Роковой портрет

Светлана Енгалычева 2
Мария Ивановна Лопухина (1779-1803)
Красивые лица – печальные судьбы.

Я словно вижу двух девушек, которые шептались возле портрета Марии Лопухиной.
- Не смотри, Лизонька, а то умрёшь.
- Глупости, Настенька. С чего это вдруг?
- А ты, верно, не ведаешь, что когда Лопухина позировала Владимиру Лукичу, то была больна к тому времени и вскорести померла. Царство ей небесное! - набожно перекрестилась говорившая, подруга – последовала примеру.
- Говорят, что её отец – граф Иван Толстой был мистиком и магистром масонской ложи, – немного успокоившись, продолжила Настасья.- Он заманил дух дочери в её портрет.
Теперь, какая барышня глянет на него, то тотчас же умрёт! Вот тебе крест святой.
Пойдём отсюда от греха подальше.
Подхватив подружку под ручку, увлекла её за собой.
Не послушалась предупреждения Лизонька. Уходя, посмотрела.
Вскоре она, незамужняя дворянка из старинного, но обедневшего рода скончалась.
- Ещё одна богу душу отдала, – переговаривались в светских кулуарах. – Десятая жертва рокового портрета.
По Высочайшему Его Императорского Величества повелению, картина была снята с показа.
Только девушку уже не воскресить.

Бедная Лиза!
Бедная Мария Лопухина!

***

Разглядываю портрет Лопухиной кисти Боровиковского. Вижу обворожительную красавицу на фоне русского пейзажа. Берёзки, рожь, васильки. Пепельно-русые кудряшки обрамляют прелестное лицо. Чарующий взгляд чуть опущенных глаз, одновременно томный и грустно-мечтательный.

Как она хороша собой!

Непринуждённая поза молодой аристократки недавно вышедшей замуж, немного усталый вид. Разочарование и тень обиды. Поникшие розы и рано увядшая молодость. Короткая, несчастливая жизнь с Лопухиным, который был, по тем меркам, не намного старше её. Всего лишь на десять лет. Болезнь уже подточила здоровье молодой графини. Она тихо угасала.
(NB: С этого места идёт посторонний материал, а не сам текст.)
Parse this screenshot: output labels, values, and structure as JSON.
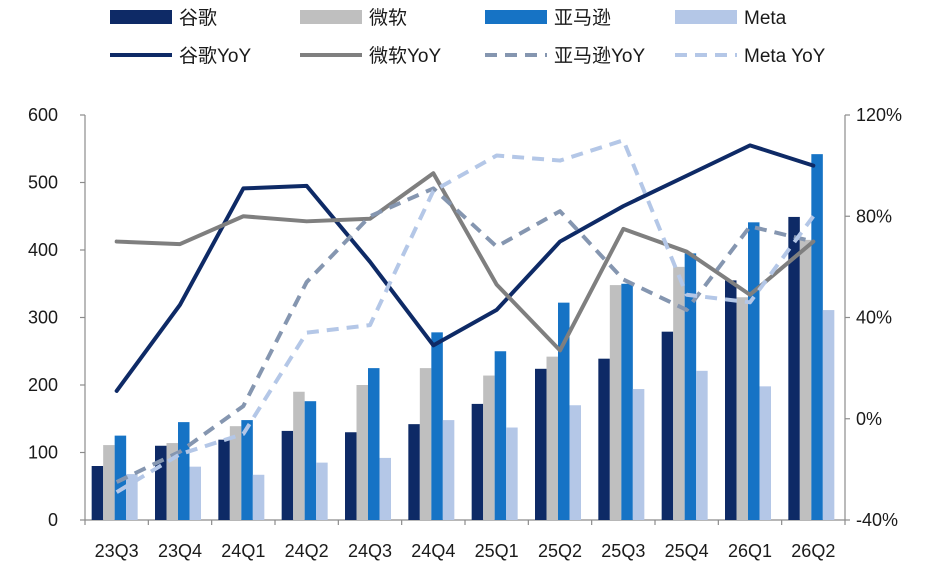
{
  "chart_data": {
    "type": "bar",
    "categories": [
      "23Q3",
      "23Q4",
      "24Q1",
      "24Q2",
      "24Q3",
      "24Q4",
      "25Q1",
      "25Q2",
      "25Q3",
      "25Q4",
      "26Q1",
      "26Q2"
    ],
    "ylim": [
      0,
      600
    ],
    "yticks": [
      0,
      100,
      200,
      300,
      400,
      500,
      600
    ],
    "y2lim": [
      -40,
      120
    ],
    "y2ticks": [
      "-40%",
      "0%",
      "40%",
      "80%",
      "120%"
    ],
    "grid": false,
    "legend": "top",
    "series": [
      {
        "name": "谷歌",
        "type": "bar",
        "axis": "left",
        "color": "#0e2a66",
        "values": [
          80,
          110,
          119,
          132,
          130,
          142,
          172,
          224,
          239,
          279,
          355,
          449
        ]
      },
      {
        "name": "微软",
        "type": "bar",
        "axis": "left",
        "color": "#bfbfbf",
        "values": [
          111,
          114,
          139,
          190,
          200,
          225,
          214,
          242,
          348,
          375,
          330,
          415
        ]
      },
      {
        "name": "亚马逊",
        "type": "bar",
        "axis": "left",
        "color": "#1673c5",
        "values": [
          125,
          145,
          148,
          176,
          225,
          278,
          250,
          322,
          350,
          395,
          441,
          542
        ]
      },
      {
        "name": "Meta",
        "type": "bar",
        "axis": "left",
        "color": "#b4c7e7",
        "values": [
          68,
          79,
          67,
          85,
          92,
          148,
          137,
          170,
          194,
          221,
          198,
          311
        ]
      },
      {
        "name": "谷歌YoY",
        "type": "line",
        "axis": "right",
        "color": "#0e2a66",
        "style": "solid",
        "values": [
          11,
          45,
          91,
          92,
          62,
          29,
          43,
          70,
          84,
          96,
          108,
          100
        ]
      },
      {
        "name": "微软YoY",
        "type": "line",
        "axis": "right",
        "color": "#7f7f7f",
        "style": "solid",
        "values": [
          70,
          69,
          80,
          78,
          79,
          97,
          53,
          27,
          75,
          66,
          49,
          70
        ]
      },
      {
        "name": "亚马逊YoY",
        "type": "line",
        "axis": "right",
        "color": "#8596b0",
        "style": "dashed",
        "values": [
          -25,
          -13,
          5,
          54,
          80,
          91,
          68,
          82,
          55,
          43,
          76,
          70
        ]
      },
      {
        "name": "Meta YoY",
        "type": "line",
        "axis": "right",
        "color": "#b4c7e7",
        "style": "dashed",
        "values": [
          -29,
          -14,
          -6,
          34,
          37,
          90,
          104,
          102,
          110,
          49,
          46,
          80
        ]
      }
    ]
  }
}
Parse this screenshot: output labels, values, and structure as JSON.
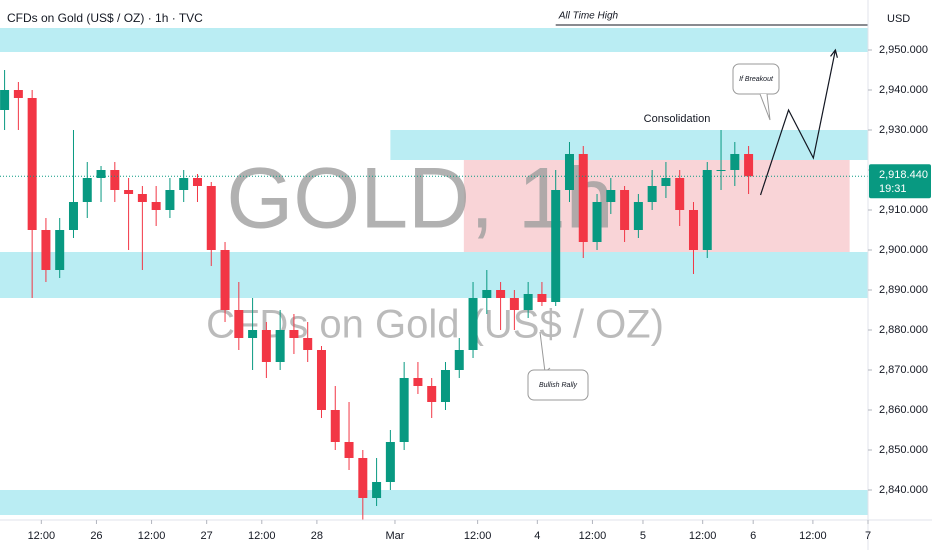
{
  "chart_data": {
    "type": "candlestick",
    "title": "CFDs on Gold (US$ / OZ) · 1h · TVC",
    "watermark": [
      "GOLD, 1h",
      "CFDs on Gold (US$ / OZ)"
    ],
    "currency": "USD",
    "up_color": "#089981",
    "down_color": "#f23645",
    "xlim": [
      -1,
      188
    ],
    "ylim": [
      2832.5,
      2962.5
    ],
    "xticks": [
      {
        "value": 8,
        "label": "12:00"
      },
      {
        "value": 20,
        "label": "26"
      },
      {
        "value": 32,
        "label": "12:00"
      },
      {
        "value": 44,
        "label": "27"
      },
      {
        "value": 56,
        "label": "12:00"
      },
      {
        "value": 68,
        "label": "28"
      },
      {
        "value": 85,
        "label": "Mar"
      },
      {
        "value": 103,
        "label": "12:00"
      },
      {
        "value": 116,
        "label": "4"
      },
      {
        "value": 128,
        "label": "12:00"
      },
      {
        "value": 139,
        "label": "5"
      },
      {
        "value": 152,
        "label": "12:00"
      },
      {
        "value": 163,
        "label": "6"
      },
      {
        "value": 176,
        "label": "12:00"
      },
      {
        "value": 188,
        "label": "7"
      }
    ],
    "yticks": [
      {
        "value": 2840,
        "label": "2,840.000"
      },
      {
        "value": 2850,
        "label": "2,850.000"
      },
      {
        "value": 2860,
        "label": "2,860.000"
      },
      {
        "value": 2870,
        "label": "2,870.000"
      },
      {
        "value": 2880,
        "label": "2,880.000"
      },
      {
        "value": 2890,
        "label": "2,890.000"
      },
      {
        "value": 2900,
        "label": "2,900.000"
      },
      {
        "value": 2910,
        "label": "2,910.000"
      },
      {
        "value": 2920,
        "label": "2,920.000"
      },
      {
        "value": 2930,
        "label": "2,930.000"
      },
      {
        "value": 2940,
        "label": "2,940.000"
      },
      {
        "value": 2950,
        "label": "2,950.000"
      }
    ],
    "ohlc": [
      [
        0,
        2935,
        2945,
        2930,
        2940
      ],
      [
        3,
        2940,
        2942,
        2930,
        2938
      ],
      [
        6,
        2938,
        2940,
        2888,
        2905
      ],
      [
        9,
        2905,
        2908,
        2892,
        2895
      ],
      [
        12,
        2895,
        2908,
        2893,
        2905
      ],
      [
        15,
        2905,
        2930,
        2903,
        2912
      ],
      [
        18,
        2912,
        2922,
        2908,
        2918
      ],
      [
        21,
        2918,
        2921,
        2912,
        2920
      ],
      [
        24,
        2920,
        2922,
        2912,
        2915
      ],
      [
        27,
        2915,
        2918,
        2900,
        2914
      ],
      [
        30,
        2914,
        2916,
        2895,
        2912
      ],
      [
        33,
        2912,
        2916,
        2906,
        2910
      ],
      [
        36,
        2910,
        2918,
        2908,
        2915
      ],
      [
        39,
        2915,
        2920,
        2912,
        2918
      ],
      [
        42,
        2918,
        2919,
        2912,
        2916
      ],
      [
        45,
        2916,
        2917,
        2896,
        2900
      ],
      [
        48,
        2900,
        2902,
        2882,
        2885
      ],
      [
        51,
        2885,
        2892,
        2875,
        2878
      ],
      [
        54,
        2878,
        2888,
        2870,
        2880
      ],
      [
        57,
        2880,
        2882,
        2868,
        2872
      ],
      [
        60,
        2872,
        2885,
        2870,
        2880
      ],
      [
        63,
        2880,
        2884,
        2874,
        2878
      ],
      [
        66,
        2878,
        2882,
        2872,
        2875
      ],
      [
        69,
        2875,
        2876,
        2858,
        2860
      ],
      [
        72,
        2860,
        2866,
        2850,
        2852
      ],
      [
        75,
        2852,
        2862,
        2845,
        2848
      ],
      [
        78,
        2848,
        2850,
        2832.5,
        2838
      ],
      [
        81,
        2838,
        2848,
        2836,
        2842
      ],
      [
        84,
        2842,
        2855,
        2840,
        2852
      ],
      [
        87,
        2852,
        2872,
        2850,
        2868
      ],
      [
        90,
        2868,
        2872,
        2864,
        2866
      ],
      [
        93,
        2866,
        2868,
        2858,
        2862
      ],
      [
        96,
        2862,
        2872,
        2860,
        2870
      ],
      [
        99,
        2870,
        2878,
        2868,
        2875
      ],
      [
        102,
        2875,
        2892,
        2873,
        2888
      ],
      [
        105,
        2888,
        2895,
        2884,
        2890
      ],
      [
        108,
        2890,
        2892,
        2880,
        2888
      ],
      [
        111,
        2888,
        2890,
        2880,
        2885
      ],
      [
        114,
        2885,
        2892,
        2883,
        2889
      ],
      [
        117,
        2889,
        2892,
        2886,
        2887
      ],
      [
        120,
        2887,
        2920,
        2886,
        2915
      ],
      [
        123,
        2915,
        2927,
        2912,
        2924
      ],
      [
        126,
        2924,
        2926,
        2898,
        2902
      ],
      [
        129,
        2902,
        2914,
        2900,
        2912
      ],
      [
        132,
        2912,
        2918,
        2909,
        2915
      ],
      [
        135,
        2915,
        2916,
        2902,
        2905
      ],
      [
        138,
        2905,
        2914,
        2903,
        2912
      ],
      [
        141,
        2912,
        2920,
        2910,
        2916
      ],
      [
        144,
        2916,
        2922,
        2913,
        2918
      ],
      [
        147,
        2918,
        2920,
        2906,
        2910
      ],
      [
        150,
        2910,
        2912,
        2894,
        2900
      ],
      [
        153,
        2900,
        2922,
        2898,
        2920
      ],
      [
        156,
        2920,
        2930,
        2915,
        2920
      ],
      [
        159,
        2920,
        2927,
        2916,
        2924
      ],
      [
        162,
        2924,
        2926,
        2914,
        2918.44
      ]
    ],
    "last_price": {
      "value": 2918.44,
      "label": "2,918.440",
      "countdown": "19:31"
    },
    "zones": [
      {
        "color": "#b2ebf2",
        "x": [
          -1,
          188
        ],
        "y": [
          2949.5,
          2955.5
        ]
      },
      {
        "color": "#b2ebf2",
        "x": [
          84,
          188
        ],
        "y": [
          2922.5,
          2930
        ]
      },
      {
        "color": "#b2ebf2",
        "x": [
          -1,
          188
        ],
        "y": [
          2888,
          2899.5
        ]
      },
      {
        "color": "#b2ebf2",
        "x": [
          -1,
          188
        ],
        "y": [
          2833.75,
          2840
        ]
      },
      {
        "color": "#f7c5ca",
        "x": [
          100,
          184
        ],
        "y": [
          2899.5,
          2922.5
        ]
      }
    ],
    "ath": {
      "label": "All Time High",
      "value": 2956.25,
      "x": [
        120,
        188
      ]
    },
    "consolidation": "Consolidation",
    "callouts": [
      "If Breakout",
      "Bullish Rally"
    ],
    "projection": {
      "x": [
        164.6,
        170.7,
        176.1,
        180.9
      ],
      "y": [
        2913.75,
        2935,
        2923,
        2950
      ]
    }
  }
}
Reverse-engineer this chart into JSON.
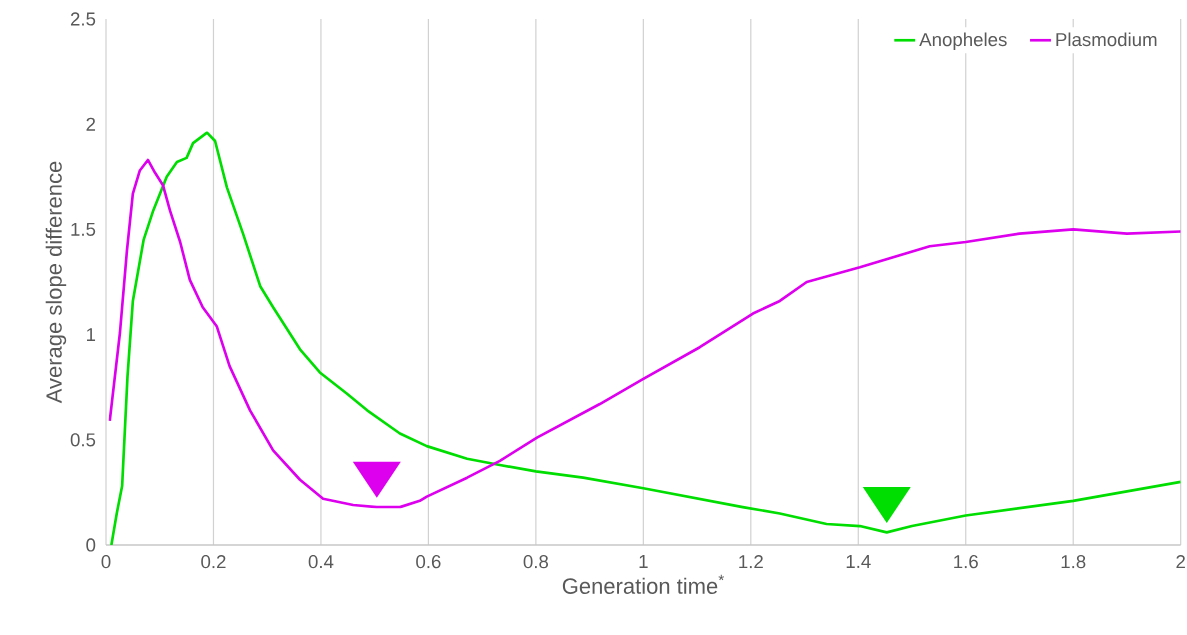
{
  "chart_data": {
    "type": "line",
    "xlabel": "Generation time$^{*}$",
    "ylabel": "Average slope difference",
    "xlim": [
      0,
      2
    ],
    "ylim": [
      0,
      2.5
    ],
    "xticks": [
      0,
      0.2,
      0.4,
      0.6,
      0.8,
      1,
      1.2,
      1.4,
      1.6,
      1.8,
      2
    ],
    "yticks": [
      0,
      0.5,
      1,
      1.5,
      2,
      2.5
    ],
    "grid": "x",
    "legend": "top right",
    "marker": "none",
    "line_style": "solid",
    "series": [
      {
        "name": "Anopheles",
        "color": "#00dd00",
        "x": [
          0.01,
          0.02,
          0.03,
          0.04,
          0.05,
          0.07,
          0.088,
          0.113,
          0.132,
          0.15,
          0.162,
          0.188,
          0.203,
          0.225,
          0.255,
          0.287,
          0.311,
          0.361,
          0.398,
          0.448,
          0.486,
          0.547,
          0.597,
          0.672,
          0.733,
          0.8,
          0.888,
          1.0,
          1.185,
          1.254,
          1.341,
          1.403,
          1.453,
          1.5,
          1.6,
          1.8,
          2.0
        ],
        "values": [
          0,
          0.15,
          0.28,
          0.8,
          1.16,
          1.45,
          1.59,
          1.75,
          1.82,
          1.84,
          1.91,
          1.96,
          1.92,
          1.7,
          1.48,
          1.23,
          1.13,
          0.93,
          0.82,
          0.72,
          0.64,
          0.53,
          0.47,
          0.41,
          0.38,
          0.35,
          0.32,
          0.27,
          0.18,
          0.15,
          0.1,
          0.09,
          0.06,
          0.09,
          0.14,
          0.21,
          0.3
        ]
      },
      {
        "name": "Plasmodium",
        "color": "#dd00ee",
        "x": [
          0.007,
          0.026,
          0.039,
          0.05,
          0.063,
          0.078,
          0.091,
          0.106,
          0.119,
          0.138,
          0.156,
          0.18,
          0.206,
          0.23,
          0.268,
          0.311,
          0.361,
          0.404,
          0.46,
          0.504,
          0.547,
          0.584,
          0.597,
          0.672,
          0.733,
          0.802,
          0.919,
          1.0,
          1.105,
          1.204,
          1.254,
          1.304,
          1.403,
          1.533,
          1.6,
          1.7,
          1.8,
          1.9,
          2.0
        ],
        "values": [
          0.59,
          1.01,
          1.4,
          1.67,
          1.78,
          1.83,
          1.77,
          1.71,
          1.59,
          1.44,
          1.26,
          1.13,
          1.04,
          0.85,
          0.64,
          0.45,
          0.31,
          0.22,
          0.19,
          0.18,
          0.18,
          0.21,
          0.23,
          0.32,
          0.4,
          0.51,
          0.67,
          0.79,
          0.94,
          1.1,
          1.16,
          1.25,
          1.32,
          1.42,
          1.44,
          1.48,
          1.5,
          1.48,
          1.49
        ]
      }
    ]
  }
}
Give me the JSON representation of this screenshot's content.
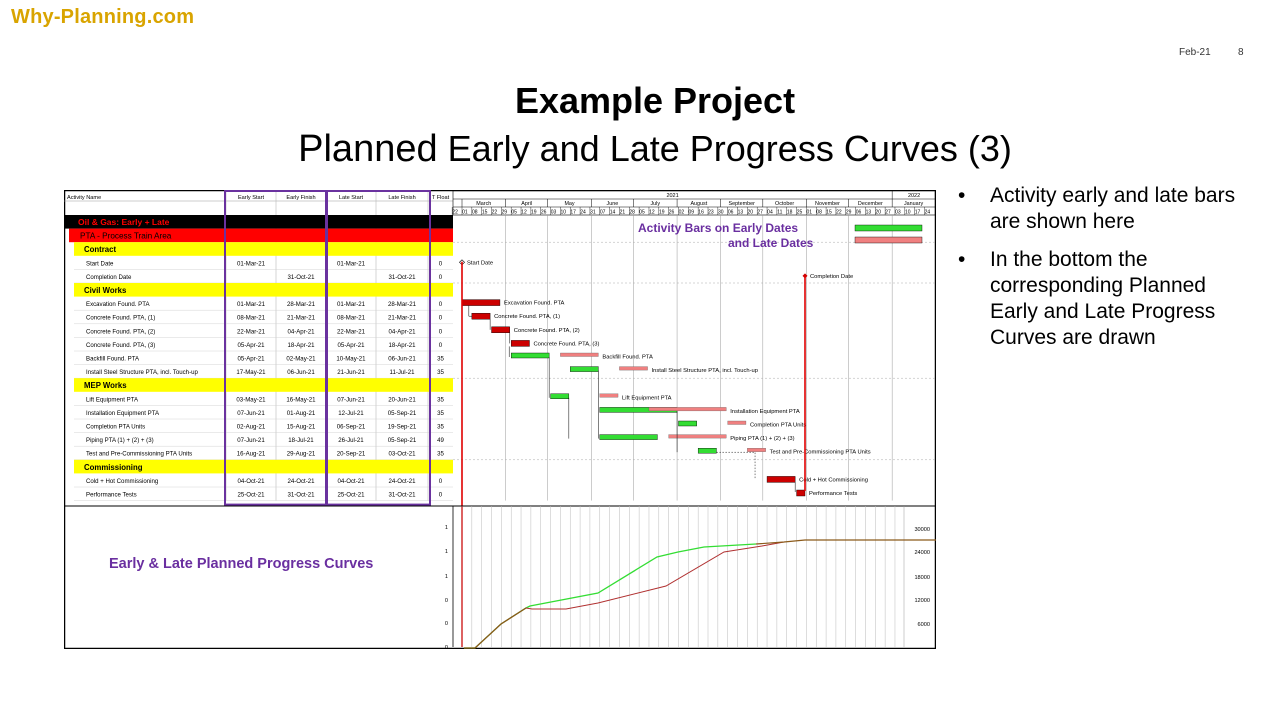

Умерла в двадцать три года, так и не успев насладиться жизнью. Детей не оставила. Люди, как свечи. Одни долго светят, другие быстро сгорают. Свеча Марии была погашена безжалостной рукой судьбы.

Грустная история.

Я долго рассматривала портрет, а наутро мне стало плохо. Горло сдавило тисками, из груди рвался сухой кашель. Заболела.

Снова смотрю на портрет. Смотрю даже тогда, когда пишу эти строчки. Но почему мне сейчас лисий скользящий взгляд её кажется таким недобрым, а улыбка злой? Белое платье – саваном, увядшие розы, будто с могилы… На лице то ли презрение, то ли надменность.

Глаза… они поражают… словно у дьявола!

Я знаю, что это плод больного воображения.